Der Teiletransport erfolgt über eine umlaufende Automation. Das Be- und Entladen der Pendelmaschine VL 2 P funktioniert nach dem Pick-up-Prinzip.
(Bild: Emag)

Die Bedingungen für Zulieferunternehmen und Fertigungsbetriebe sind seit Jahrzehnten die gleichen: maximale Bauteilqualität und flexible Losgrössen werden in allen Branchen und Anwendungsbereichen von den Kunden nachgefragt. Allerdings setzt gerade in den letzten Jahren die Entwicklung der Automobilindustrie noch anspruchsvollere Standards. Zum Beispiel müssen extrem kleine und grosse Losgrössen «just in time» produziert werden (und das nicht selten auf einer Anlage). Dazu kommt, dass selbst grossvolumige Produktionsprozesse immer wieder neu ausgelegt werden, weil sich die allgemeine Marktsituation schnell wandelt.

Umfassende Lösung für das Drehen

Wie sollen die Produktionsplaner in kleineren und mittleren Unternehmen auf diesen Wettbewerbsdruck und diese Marktdynamik reagieren? Dr. Guido Hegener, Geschäftsführer der Emag Salach Maschinenfabrik, verweist in diesem Zusammenhang auf einen echten «Kostenkiller» – das Vertikal-Drehzentrum VL 2 P: «Es gibt natürlich viele Faktoren, die bei der spanenden Bearbeitung von Bauteilen die Kosten entscheidend beeinflussen – von der allgemeinen Ausbringungsmenge über die Standzeiten der Werkzeuge bis hin zur eigentlichen Bauteilqualität. Wir haben bei der Entwicklung diese Faktoren allerdings auch ganzheitlich im Blick gehabt. Die VL 2 P weist deshalb ganz unterschiedliche Stärken auf. Es ist eine umfassende Lösung für den Drehbereich, technisch raffiniert und auf der Grundlage unserer jahrelangen Erfahrung konstruiert.»

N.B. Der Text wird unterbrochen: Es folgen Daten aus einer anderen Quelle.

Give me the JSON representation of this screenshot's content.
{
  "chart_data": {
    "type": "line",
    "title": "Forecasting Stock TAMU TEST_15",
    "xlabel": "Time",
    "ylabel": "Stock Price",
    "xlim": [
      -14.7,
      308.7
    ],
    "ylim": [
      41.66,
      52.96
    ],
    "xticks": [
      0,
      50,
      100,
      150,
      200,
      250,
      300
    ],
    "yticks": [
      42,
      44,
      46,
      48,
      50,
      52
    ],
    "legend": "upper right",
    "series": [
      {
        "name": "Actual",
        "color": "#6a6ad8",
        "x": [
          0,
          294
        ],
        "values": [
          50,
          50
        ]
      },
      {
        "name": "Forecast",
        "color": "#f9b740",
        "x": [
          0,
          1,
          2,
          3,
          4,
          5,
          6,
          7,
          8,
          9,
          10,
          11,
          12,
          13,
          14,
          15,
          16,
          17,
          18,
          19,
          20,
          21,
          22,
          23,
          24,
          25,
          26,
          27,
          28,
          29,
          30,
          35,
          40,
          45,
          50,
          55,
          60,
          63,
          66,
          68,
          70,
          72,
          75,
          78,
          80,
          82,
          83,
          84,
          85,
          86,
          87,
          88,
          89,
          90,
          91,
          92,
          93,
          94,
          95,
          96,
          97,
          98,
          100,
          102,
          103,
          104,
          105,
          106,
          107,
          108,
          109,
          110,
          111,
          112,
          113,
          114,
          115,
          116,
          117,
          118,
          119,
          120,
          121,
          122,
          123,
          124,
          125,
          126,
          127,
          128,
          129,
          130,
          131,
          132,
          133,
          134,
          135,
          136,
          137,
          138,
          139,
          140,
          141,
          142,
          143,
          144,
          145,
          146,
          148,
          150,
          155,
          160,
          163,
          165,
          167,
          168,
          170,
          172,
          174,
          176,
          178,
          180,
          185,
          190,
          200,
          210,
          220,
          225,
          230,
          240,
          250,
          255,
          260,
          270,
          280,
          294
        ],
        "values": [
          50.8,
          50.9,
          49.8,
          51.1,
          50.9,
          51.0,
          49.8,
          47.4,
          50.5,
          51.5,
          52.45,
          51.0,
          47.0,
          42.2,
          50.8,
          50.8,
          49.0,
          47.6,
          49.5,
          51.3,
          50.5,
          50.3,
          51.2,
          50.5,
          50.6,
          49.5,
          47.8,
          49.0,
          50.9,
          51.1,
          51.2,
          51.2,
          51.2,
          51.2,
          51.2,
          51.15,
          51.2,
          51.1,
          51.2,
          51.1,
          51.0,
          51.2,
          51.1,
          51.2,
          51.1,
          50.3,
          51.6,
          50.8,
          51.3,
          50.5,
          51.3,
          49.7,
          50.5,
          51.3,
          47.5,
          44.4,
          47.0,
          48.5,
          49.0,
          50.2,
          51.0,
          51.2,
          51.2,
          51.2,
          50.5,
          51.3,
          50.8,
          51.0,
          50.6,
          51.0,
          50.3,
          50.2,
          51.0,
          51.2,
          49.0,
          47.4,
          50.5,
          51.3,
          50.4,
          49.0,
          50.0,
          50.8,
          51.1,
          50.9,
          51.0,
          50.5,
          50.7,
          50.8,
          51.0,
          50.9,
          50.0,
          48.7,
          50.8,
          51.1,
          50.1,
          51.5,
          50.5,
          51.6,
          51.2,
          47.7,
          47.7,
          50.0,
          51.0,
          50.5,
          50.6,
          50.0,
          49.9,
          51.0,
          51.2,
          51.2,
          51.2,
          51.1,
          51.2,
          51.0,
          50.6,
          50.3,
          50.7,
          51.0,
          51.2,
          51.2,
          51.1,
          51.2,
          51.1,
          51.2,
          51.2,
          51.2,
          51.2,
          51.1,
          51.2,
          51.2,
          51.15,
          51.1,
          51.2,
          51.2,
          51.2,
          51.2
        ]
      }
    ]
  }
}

Auf der Maschine können Werkstücke bis 100 mm Durchmesser in zwei Aufspannungen in einer Maschine komplett bearbeitet werden. Dabei kommen zwei Arbeitsspindeln, die im Pendelbetrieb arbeiten, zum Einsatz. Das bedeutet, während die erste Spindel die erste Seite des Werkstücks bearbeitet, belädt sich die zweite Spindel automatisch über das Pick-up-Verfahren. Damit steht das nächste Rohteil direkt für die Bearbeitung zur Verfügung. Nach der Bearbeitung des ersten Werkstücks «pendelt» der Revolver zur zweiten Arbeitsspindel und produziert weiter. Damit ergeben sich kürzeste Span-zu-Span-Zeiten.

Maschinengrundkörper aus Mineralit

Bei der VL 2 P sind die Konstrukteure wortwörtlich «von Grund auf» die Aufgabe angegangen: Bereits der Maschinengrundkörper weist ein Alleinstellungsmerkmal auf, das sich in jeder Produktionssituation bemerkbar macht. Es ist aus Mineralit. Der Polymer-Beton hat ein 8-fach besseres Schwingungsverhalten als Grauguss. Ist die Maschine einmal im Einsatz, lassen die «Folgen» dieses Konstruktionsdetails nicht lange auf sich warten, wie Guido Hegener erklärt: «Eine schwingungsarme Maschine führt direkt zu einer besseren Oberflächengüte bei den bearbeiteten Bauteilen. Ausserdem steigt die Standzeit der Werkzeuge an.»